Mastodawn

We used to have working spelling and grammar checkers. Why does everybody in tech pretend you need a whole-ass LLM to check for typos?

Show thread

wikiyu Feb 20

@baldur
And translations
And text to speech was working good in most cases

Show thread

Marcus Müller Feb 20

@wikiyu @baldur no offense, but LLMs are really really good at translations, compared to the state of the art before. (and e.g. Google Translate was a lot more LLM-style AI for years than people think)

Show thread

Gustavo Feb 20

@funkylab @wikiyu @baldur People forget that the transformer model that LLMs use was created first for translations, so, of course, LLMs should be good at it as much as other solutions, they are based on the same building blocks.

Show thread

Marcus Müller

@qgustavor @wikiyu That's what I'd argue, too, but: this very basic theory and reality, especially of really available implementations, might diverge there.
Thing is that @baldur is actually someone from the field, so his word does weigh heavy to me, even if it doesn't reflect my own experience with translation quality.

(EDIT: way->weigh. Human in-mind translations are not perfect, either :D)

Show thread

Baldur Bjarnason Feb 20

@funkylab @qgustavor @wikiyu

So, AFAICT and as best I know, in general LLMs are sensitive to the size of the training data set. Only a few languages have a collection of machine-readable texts big enough for these models

IIRC they used to compensate for this in the pre-LLM days specifically for each language.

Show thread

Baldur Bjarnason Feb 20

@funkylab @qgustavor @wikiyu

Once everybody began to migrate to approaches that require large data sets, performance for all of those tasks (translation, summary, correction) in smaller languages especially began to suffer

Though, it should be noted that in a lot of third party, neutral testing, specialised models outperform LLMs for many language tasks such as summarisation, even in English.
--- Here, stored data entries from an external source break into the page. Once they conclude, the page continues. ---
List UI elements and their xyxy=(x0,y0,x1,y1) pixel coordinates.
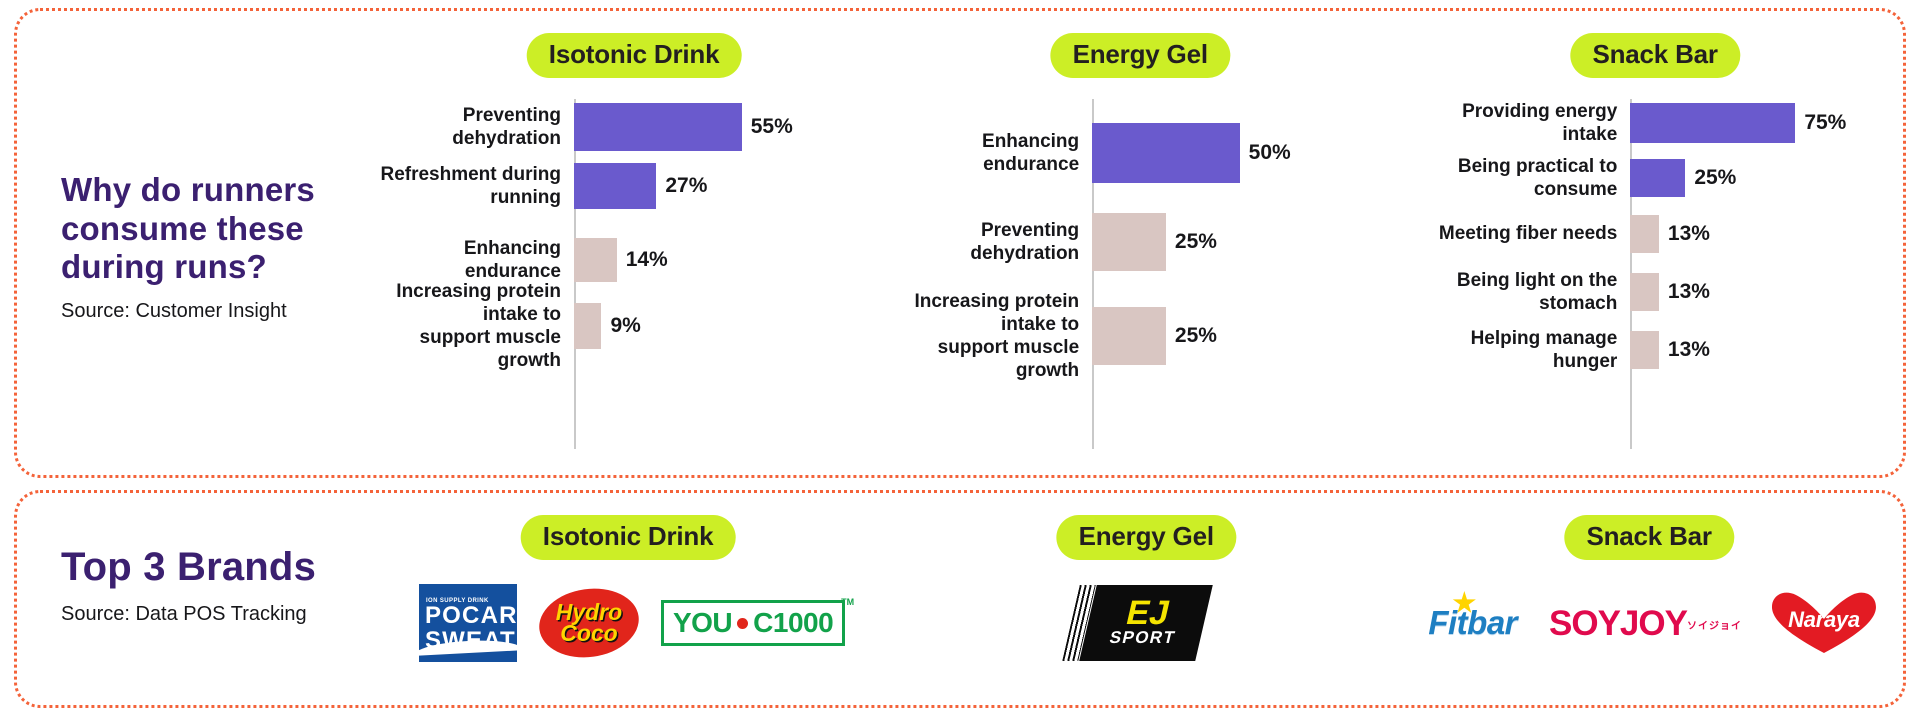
bar-value-label: 13% xyxy=(1668,338,1710,362)
insight-headline: Why do runners consume these during runs… xyxy=(61,171,381,287)
bar-track: 9% xyxy=(574,303,887,349)
soyjoy-japanese-text: ソイジョイ xyxy=(1687,617,1742,632)
bar-category-label: Increasing protein intake to support mus… xyxy=(887,290,1092,383)
bar xyxy=(1092,307,1166,365)
bar-value-label: 55% xyxy=(751,115,793,139)
bar-row: Providing energy intake75% xyxy=(1405,101,1893,145)
bar-track: 50% xyxy=(1092,123,1405,183)
bar-row: Refreshment during running27% xyxy=(369,161,887,211)
bar xyxy=(574,303,601,349)
logo-strip: Fitbar SOYJOY ソイジョイ Naraya xyxy=(1409,577,1893,669)
bar xyxy=(1630,273,1659,311)
ej-sport-logo: EJ SPORT xyxy=(1079,585,1213,661)
chart-isotonic-drink: Isotonic Drink Preventing dehydration55%… xyxy=(369,33,887,463)
bar-category-label: Enhancing endurance xyxy=(369,237,574,283)
bar-track: 14% xyxy=(574,238,887,282)
ej-line1: EJ xyxy=(1124,598,1174,629)
bar-row: Enhancing endurance50% xyxy=(887,121,1405,185)
infographic-page: Why do runners consume these during runs… xyxy=(0,0,1920,724)
brands-row: Isotonic Drink ION SUPPLY DRINK POCARI S… xyxy=(369,515,1893,691)
brand-title-pill: Isotonic Drink xyxy=(521,515,736,560)
brands-source: Source: Data POS Tracking xyxy=(61,603,381,626)
insight-panel: Why do runners consume these during runs… xyxy=(14,8,1906,478)
bar-value-label: 14% xyxy=(626,248,668,272)
bar-value-label: 25% xyxy=(1694,166,1736,190)
bar-category-label: Enhancing endurance xyxy=(887,130,1092,176)
chart-title-pill: Isotonic Drink xyxy=(527,33,742,78)
bar-track: 13% xyxy=(1630,273,1893,311)
bar-track: 27% xyxy=(574,163,887,209)
bar-track: 25% xyxy=(1630,159,1893,197)
logo-strip: ION SUPPLY DRINK POCARI SWEAT Hydro Coco xyxy=(377,577,887,669)
chart-snack-bar: Snack Bar Providing energy intake75%Bein… xyxy=(1405,33,1893,463)
soyjoy-text: SOYJOY xyxy=(1549,606,1687,641)
bar-value-label: 25% xyxy=(1175,230,1217,254)
logo-strip: EJ SPORT xyxy=(887,577,1405,669)
bar-track: 75% xyxy=(1630,103,1893,143)
bar-value-label: 13% xyxy=(1668,280,1710,304)
bar xyxy=(1092,213,1166,271)
bar-value-label: 75% xyxy=(1804,111,1846,135)
brands-headline: Top 3 Brands xyxy=(61,545,381,589)
bar-value-label: 25% xyxy=(1175,324,1217,348)
pocari-line1: POCARI xyxy=(425,604,517,628)
chart-title-pill: Energy Gel xyxy=(1051,33,1230,78)
naraya-logo: Naraya xyxy=(1772,591,1876,655)
insight-left-block: Why do runners consume these during runs… xyxy=(61,171,381,323)
bar-row: Being practical to consume25% xyxy=(1405,157,1893,199)
bar-category-label: Helping manage hunger xyxy=(1405,327,1630,373)
bar-track: 13% xyxy=(1630,331,1893,369)
insight-source: Source: Customer Insight xyxy=(61,300,381,323)
bar-category-label: Being practical to consume xyxy=(1405,155,1630,201)
brands-left-block: Top 3 Brands Source: Data POS Tracking xyxy=(61,545,381,626)
bar xyxy=(1630,215,1659,253)
pocari-sweat-logo: ION SUPPLY DRINK POCARI SWEAT xyxy=(419,584,517,662)
bar-category-label: Meeting fiber needs xyxy=(1405,222,1630,245)
bar-value-label: 13% xyxy=(1668,222,1710,246)
youc-dot-icon xyxy=(737,618,748,629)
hydro-line2: Coco xyxy=(556,623,622,644)
bar-track: 13% xyxy=(1630,215,1893,253)
ej-streaks-icon xyxy=(1062,585,1096,661)
bar-rows: Enhancing endurance50%Preventing dehydra… xyxy=(887,99,1405,449)
brand-group-snack-bar: Snack Bar Fitbar SOYJOY ソイジョイ Naraya xyxy=(1405,515,1893,691)
plot-area: Providing energy intake75%Being practica… xyxy=(1405,89,1893,455)
bar-row: Being light on the stomach13% xyxy=(1405,271,1893,313)
bar-category-label: Providing energy intake xyxy=(1405,100,1630,146)
bar-value-label: 50% xyxy=(1249,141,1291,165)
bar xyxy=(1630,159,1685,197)
brands-panel: Top 3 Brands Source: Data POS Tracking I… xyxy=(14,490,1906,708)
brand-group-energy-gel: Energy Gel EJ SPORT xyxy=(887,515,1405,691)
brand-title-pill: Energy Gel xyxy=(1057,515,1236,560)
bar-row: Enhancing endurance14% xyxy=(369,236,887,284)
hydro-coco-logo: Hydro Coco xyxy=(539,583,639,663)
bar xyxy=(1092,123,1240,183)
bar-row: Preventing dehydration55% xyxy=(369,101,887,153)
bar xyxy=(1630,331,1659,369)
insight-charts-row: Isotonic Drink Preventing dehydration55%… xyxy=(369,33,1893,463)
youc-trademark: TM xyxy=(841,597,854,607)
plot-area: Preventing dehydration55%Refreshment dur… xyxy=(369,89,887,455)
youc-part1: YOU xyxy=(673,607,732,639)
brand-title-pill: Snack Bar xyxy=(1564,515,1733,560)
soyjoy-logo: SOYJOY ソイジョイ xyxy=(1549,606,1742,641)
fitbar-logo: Fitbar xyxy=(1426,600,1519,646)
bar xyxy=(574,238,617,282)
bar-category-label: Increasing protein intake to support mus… xyxy=(369,280,574,373)
bar-category-label: Preventing dehydration xyxy=(369,104,574,150)
plot-area: Enhancing endurance50%Preventing dehydra… xyxy=(887,89,1405,455)
naraya-text: Naraya xyxy=(1788,607,1860,633)
bar-row: Increasing protein intake to support mus… xyxy=(369,299,887,353)
hydro-text: Hydro Coco xyxy=(556,602,622,644)
brand-group-isotonic-drink: Isotonic Drink ION SUPPLY DRINK POCARI S… xyxy=(369,515,887,691)
fitbar-text: Fitbar xyxy=(1428,604,1517,642)
bar-rows: Providing energy intake75%Being practica… xyxy=(1405,99,1893,449)
bar-category-label: Preventing dehydration xyxy=(887,219,1092,265)
chart-title-pill: Snack Bar xyxy=(1570,33,1739,78)
bar-track: 25% xyxy=(1092,213,1405,271)
bar-row: Preventing dehydration25% xyxy=(887,211,1405,273)
you-c1000-logo: YOU C1000 TM xyxy=(661,600,845,646)
youc-part2: C1000 xyxy=(753,607,833,639)
bar-row: Increasing protein intake to support mus… xyxy=(887,305,1405,367)
bar-category-label: Refreshment during running xyxy=(369,163,574,209)
bar xyxy=(574,163,656,209)
bar-category-label: Being light on the stomach xyxy=(1405,269,1630,315)
bar-rows: Preventing dehydration55%Refreshment dur… xyxy=(369,99,887,449)
bar-value-label: 9% xyxy=(610,314,640,338)
bar-row: Helping manage hunger13% xyxy=(1405,329,1893,371)
bar xyxy=(1630,103,1795,143)
bar-track: 25% xyxy=(1092,307,1405,365)
bar-value-label: 27% xyxy=(665,174,707,198)
bar-row: Meeting fiber needs13% xyxy=(1405,213,1893,255)
bar xyxy=(574,103,742,151)
chart-energy-gel: Energy Gel Enhancing endurance50%Prevent… xyxy=(887,33,1405,463)
bar-track: 55% xyxy=(574,103,887,151)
At least in the same ballpark, even if they underperform, while costing orders of magnitudes less

Show thread

Marcus Müller Feb 20

@baldur @qgustavor @wikiyu can fully see how this is a problem esp. for Icelandic, but certainly not for French (probably ~ third or fourth most-written indogermanic language in available literature sets)!

Show thread

Baldur Bjarnason Feb 20

@funkylab @qgustavor @wikiyu Yeah, I can't explain why the French translations are so often garbage when I use these tools.

Show thread

Marcus Müller Feb 20

@baldur @qgustavor @wikiyu that's really interesting!
By the way, as I said, I hadn't been using dedicated tools since ~2010, and then only when language model (not necessary what is usually qualified as "L"LM) translation became "commoditized", esp. when it became available as addon to Firefox.
If that level of translation was possible before at similar or lower effort, I'm kind of disappointed with the world with not shipping it with browsers earlier; I maintain the opinion that translation …

Show thread

Marcus Müller Feb 20

@baldur @qgustavor @wikiyu … is an essential assistive technology to most humans, who don't get as much out of the very English-centric scientific technical, cultural and geopolitical parts of the internet.